PINKO DAILY BRIEFS: Ben is in Pennsylvania this weekend so I'm stepping in. You know what that means? You guessed it! Pictures of women in their
underwear mountain bike armor! Just me? Anyway, here are a couple of things to keep your eye on today.
Joe the plumber may be looking to add
a failed congressional bid to his resume. Of course if he did pull off an upset in 2010 he would
still be qualified for a tax cut under Obama's plan, even with his
$169,300 congressional salary. Speaking of under-qualified republicans and large amounts of money, does anyone else find it odd that stores like the über gay men's clothing store
Atelier New York, where Sarah Palin supposedly did all her fancy shopping,
don't seem to have any recollection of the purchases?

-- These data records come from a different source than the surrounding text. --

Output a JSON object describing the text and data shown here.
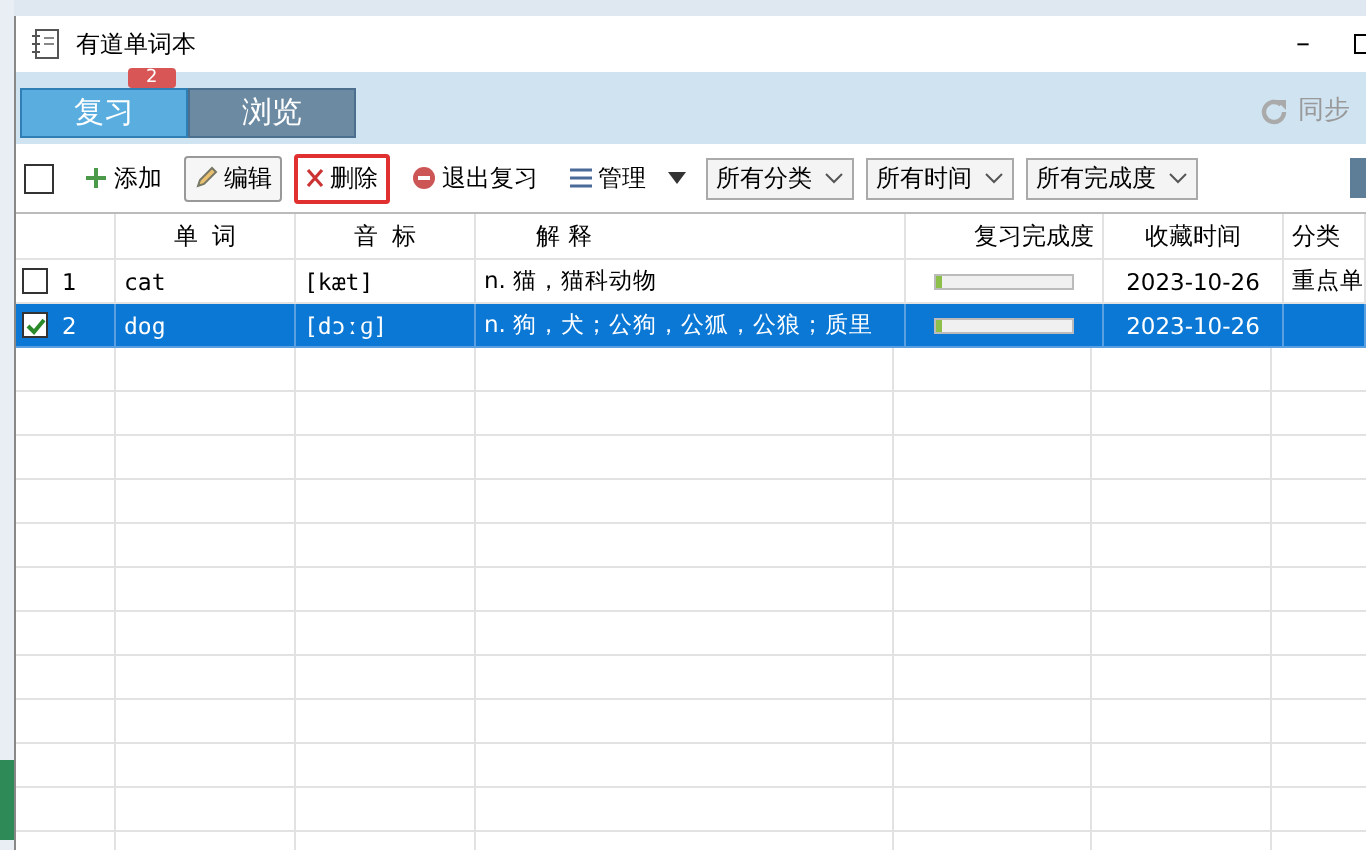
{
  "window": {
    "title": "有道单词本",
    "minimize": "–"
  },
  "tabs": [
    {
      "label": "复习",
      "selected": true,
      "badge": "2"
    },
    {
      "label": "浏览",
      "selected": false
    }
  ],
  "sync": {
    "label": "同步"
  },
  "toolbar": {
    "select_all": {
      "checked": false
    },
    "buttons": [
      {
        "kind": "add",
        "label": "添加",
        "highlighted": false
      },
      {
        "kind": "edit",
        "label": "编辑",
        "highlighted": false
      },
      {
        "kind": "delete",
        "label": "删除",
        "highlighted": true
      },
      {
        "kind": "exit",
        "label": "退出复习",
        "highlighted": false
      },
      {
        "kind": "manage",
        "label": "管理",
        "highlighted": false
      }
    ],
    "filters": [
      "所有分类",
      "所有时间",
      "所有完成度"
    ]
  },
  "table": {
    "columns": [
      "单 词",
      "音 标",
      "解 释",
      "复习完成度",
      "收藏时间",
      "分类"
    ],
    "rows": [
      {
        "index": "1",
        "word": "cat",
        "phonetic": "[kæt]",
        "meaning": "n. 猫，猫科动物",
        "level": 0.05,
        "date": "2023-10-26",
        "category": "重点单",
        "checked": false,
        "selected": false
      },
      {
        "index": "2",
        "word": "dog",
        "phonetic": "[dɔːɡ]",
        "meaning": "n. 狗，犬；公狗，公狐，公狼；质里",
        "level": 0.05,
        "date": "2023-10-26",
        "category": "",
        "checked": true,
        "selected": true
      }
    ]
  }
}
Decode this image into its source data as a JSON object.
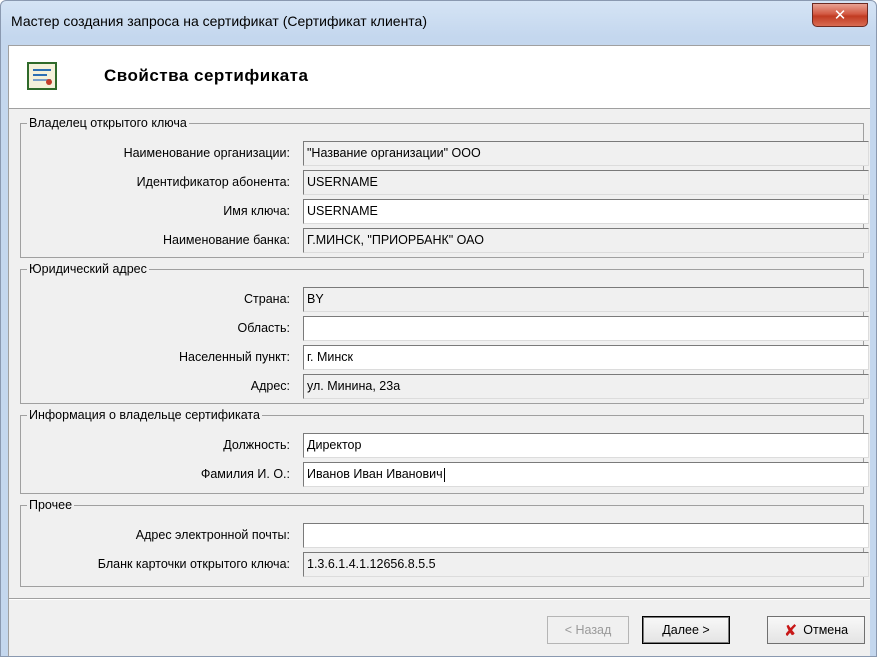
{
  "window": {
    "title": "Мастер создания запроса на сертификат (Сертификат клиента)",
    "close_glyph": "✕"
  },
  "header": {
    "title": "Свойства сертификата"
  },
  "groups": {
    "owner": {
      "legend": "Владелец открытого ключа",
      "org_name": {
        "label": "Наименование организации:",
        "value": "\"Название организации\" ООО"
      },
      "subscriber_id": {
        "label": "Идентификатор абонента:",
        "value": "USERNAME"
      },
      "key_name": {
        "label": "Имя ключа:",
        "value": "USERNAME"
      },
      "bank_name": {
        "label": "Наименование банка:",
        "value": "Г.МИНСК, \"ПРИОРБАНК\" ОАО"
      }
    },
    "address": {
      "legend": "Юридический адрес",
      "country": {
        "label": "Страна:",
        "value": "BY"
      },
      "region": {
        "label": "Область:",
        "value": ""
      },
      "locality": {
        "label": "Населенный пункт:",
        "value": "г. Минск"
      },
      "street": {
        "label": "Адрес:",
        "value": "ул. Минина, 23а"
      }
    },
    "holder": {
      "legend": "Информация о владельце сертификата",
      "position": {
        "label": "Должность:",
        "value": "Директор"
      },
      "full_name": {
        "label": "Фамилия И. О.:",
        "value": "Иванов Иван Иванович"
      }
    },
    "other": {
      "legend": "Прочее",
      "email": {
        "label": "Адрес электронной почты:",
        "value": ""
      },
      "key_card_form": {
        "label": "Бланк карточки открытого ключа:",
        "value": "1.3.6.1.4.1.12656.8.5.5"
      }
    }
  },
  "buttons": {
    "back": "< Назад",
    "next": "Далее >",
    "cancel": "Отмена",
    "cancel_icon_glyph": "✘"
  },
  "colors": {
    "titlebar": "#c4d7ee",
    "dialog_bg": "#f0f0f0",
    "close_red": "#c13b22",
    "cancel_icon": "#c81818"
  }
}
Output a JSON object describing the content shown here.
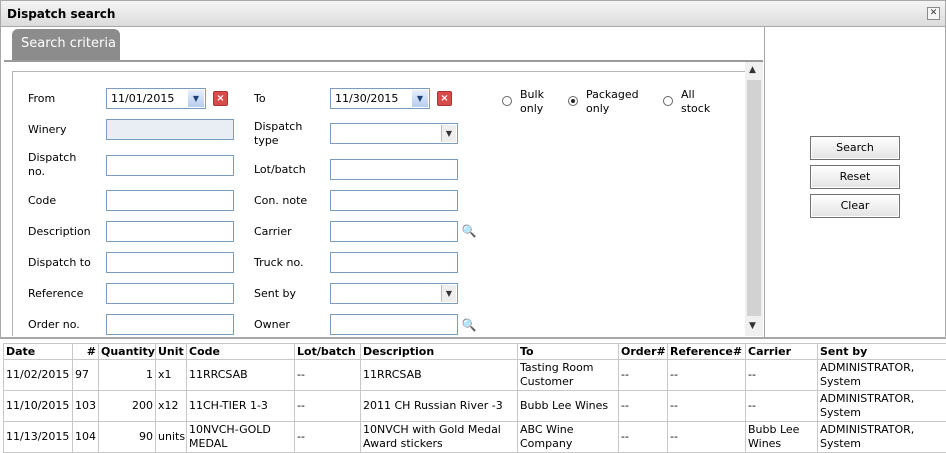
{
  "window": {
    "title": "Dispatch search"
  },
  "tab": {
    "label": "Search criteria"
  },
  "form": {
    "from_label": "From",
    "from_value": "11/01/2015",
    "to_label": "To",
    "to_value": "11/30/2015",
    "winery_label": "Winery",
    "winery_value": "",
    "dispatch_type_label": "Dispatch type",
    "dispatch_type_value": "",
    "dispatch_no_label": "Dispatch no.",
    "dispatch_no_value": "",
    "lot_batch_label": "Lot/batch",
    "lot_batch_value": "",
    "code_label": "Code",
    "code_value": "",
    "con_note_label": "Con. note",
    "con_note_value": "",
    "description_label": "Description",
    "description_value": "",
    "carrier_label": "Carrier",
    "carrier_value": "",
    "dispatch_to_label": "Dispatch to",
    "dispatch_to_value": "",
    "truck_no_label": "Truck no.",
    "truck_no_value": "",
    "reference_label": "Reference",
    "reference_value": "",
    "sent_by_label": "Sent by",
    "sent_by_value": "",
    "order_no_label": "Order no.",
    "order_no_value": "",
    "owner_label": "Owner",
    "owner_value": ""
  },
  "stock_options": {
    "bulk": "Bulk only",
    "packaged": "Packaged only",
    "all": "All stock",
    "selected": "packaged"
  },
  "buttons": {
    "search": "Search",
    "reset": "Reset",
    "clear": "Clear"
  },
  "table": {
    "headers": [
      "Date",
      "#",
      "Quantity",
      "Unit",
      "Code",
      "Lot/batch",
      "Description",
      "To",
      "Order#",
      "Reference#",
      "Carrier",
      "Sent by"
    ],
    "rows": [
      [
        "11/02/2015",
        "97",
        "1",
        "x1",
        "11RRCSAB",
        "--",
        "11RRCSAB",
        "Tasting Room Customer",
        "--",
        "--",
        "--",
        "ADMINISTRATOR, System"
      ],
      [
        "11/10/2015",
        "103",
        "200",
        "x12",
        "11CH-TIER 1-3",
        "--",
        "2011 CH Russian River -3",
        "Bubb Lee Wines",
        "--",
        "--",
        "--",
        "ADMINISTRATOR, System"
      ],
      [
        "11/13/2015",
        "104",
        "90",
        "units",
        "10NVCH-GOLD MEDAL",
        "--",
        "10NVCH with Gold Medal Award stickers",
        "ABC Wine Company",
        "--",
        "--",
        "Bubb Lee Wines",
        "ADMINISTRATOR, System"
      ]
    ]
  }
}
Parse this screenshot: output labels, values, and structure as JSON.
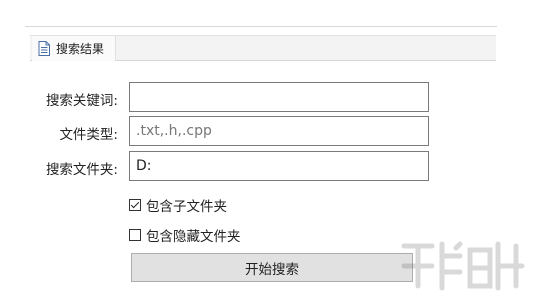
{
  "tab": {
    "label": "搜索结果",
    "icon": "document-icon"
  },
  "form": {
    "keyword": {
      "label": "搜索关键词:",
      "value": ""
    },
    "file_type": {
      "label": "文件类型:",
      "value": ".txt,.h,.cpp"
    },
    "folder": {
      "label": "搜索文件夹:",
      "value": "D:"
    },
    "include_subfolders": {
      "label": "包含子文件夹",
      "checked": true
    },
    "include_hidden": {
      "label": "包含隐藏文件夹",
      "checked": false
    },
    "search_button": {
      "label": "开始搜索"
    }
  }
}
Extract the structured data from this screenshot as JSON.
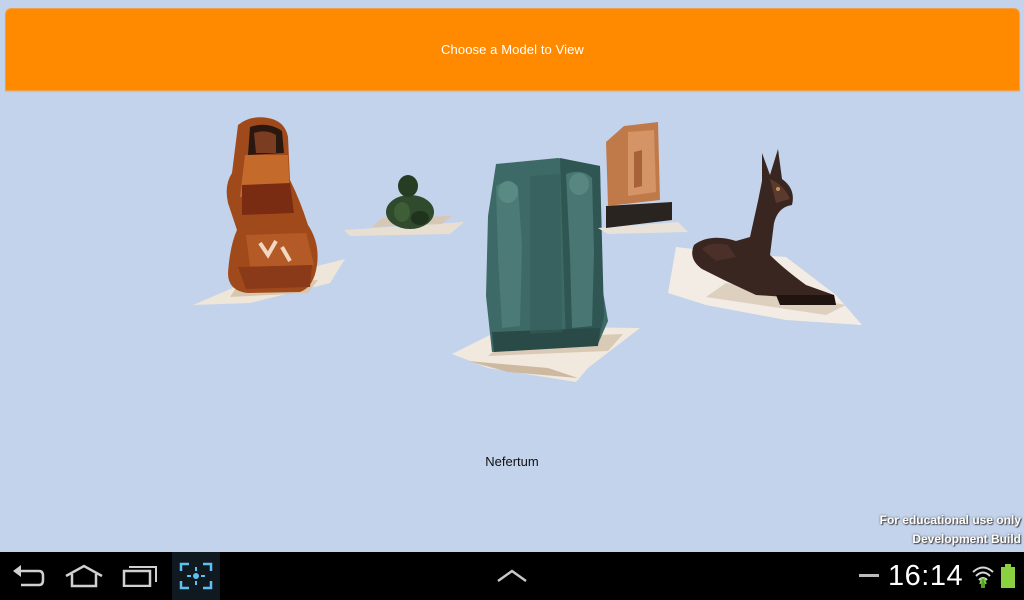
{
  "header": {
    "button_label": "Choose a Model to View"
  },
  "scene": {
    "models": [
      "sarcophagus-figure",
      "small-green-figure",
      "nefertum-statue",
      "stele",
      "anubis-jackal"
    ],
    "selected_caption": "Nefertum"
  },
  "watermark": {
    "line1": "For educational use only",
    "line2": "Development Build"
  },
  "system_bar": {
    "icons": [
      "back-icon",
      "home-icon",
      "recent-apps-icon",
      "screenshot-icon",
      "up-chevron-icon",
      "dash-icon",
      "wifi-icon",
      "battery-icon"
    ],
    "time": "16:14"
  }
}
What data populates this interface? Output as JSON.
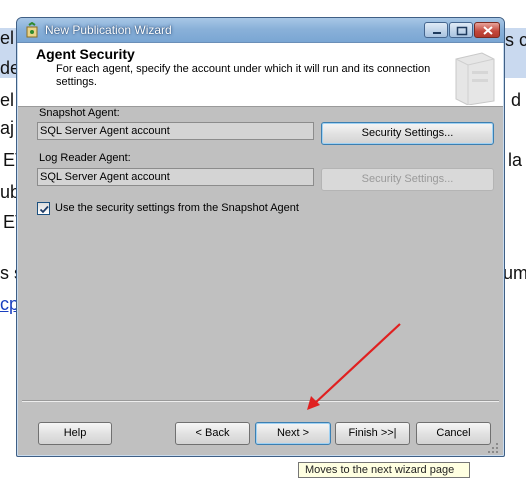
{
  "background": {
    "fragments": [
      "el",
      "s c",
      "de",
      "el",
      "d",
      "aj",
      "ET",
      "la",
      "ub",
      "ET",
      "s s",
      "um",
      "cp"
    ]
  },
  "window": {
    "title": "New Publication Wizard"
  },
  "header": {
    "title": "Agent Security",
    "subtitle": "For each agent, specify the account under which it will run and its connection settings."
  },
  "snapshot_agent": {
    "label": "Snapshot Agent:",
    "value": "SQL Server Agent account",
    "button": "Security Settings..."
  },
  "log_reader_agent": {
    "label": "Log Reader Agent:",
    "value": "SQL Server Agent account",
    "button": "Security Settings..."
  },
  "use_snapshot_settings": {
    "label": "Use the security settings from the Snapshot Agent",
    "checked": true
  },
  "footer": {
    "help": "Help",
    "back": "< Back",
    "next": "Next >",
    "finish": "Finish >>|",
    "cancel": "Cancel"
  },
  "tooltip": "Moves to the next wizard page",
  "colors": {
    "annotation_arrow": "#e02020",
    "dialog_body": "#c0c0c0",
    "titlebar": "#8ab1d9"
  }
}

Either McCain staffers are getting
a little something for themselves on the corporate card, or they're trying to hide having bankrolled something even more sinister than
Naughty Monkey peep-toe pumps.
Lastly, if body armor doesn't do it for you, Entertainment Weekly has a new photo gallery of
18 Shameless Reality TV Stars including Real Worlder turned pro-wrestler
Trishelle Cannatella. Here at Pinko we predict that Trishelle may be the first reality star to have a sexually transmitted disease named after her. Given her love for
hot tub three-ways we're guessing something fungal... Yucky.
this is all totally gross.
Nico tells me that Atelier is more of a gay owned straight store (with asexual light fixtures?) something like that. Either way, not really the kind of place you’d expect Palin to drop a couple grand.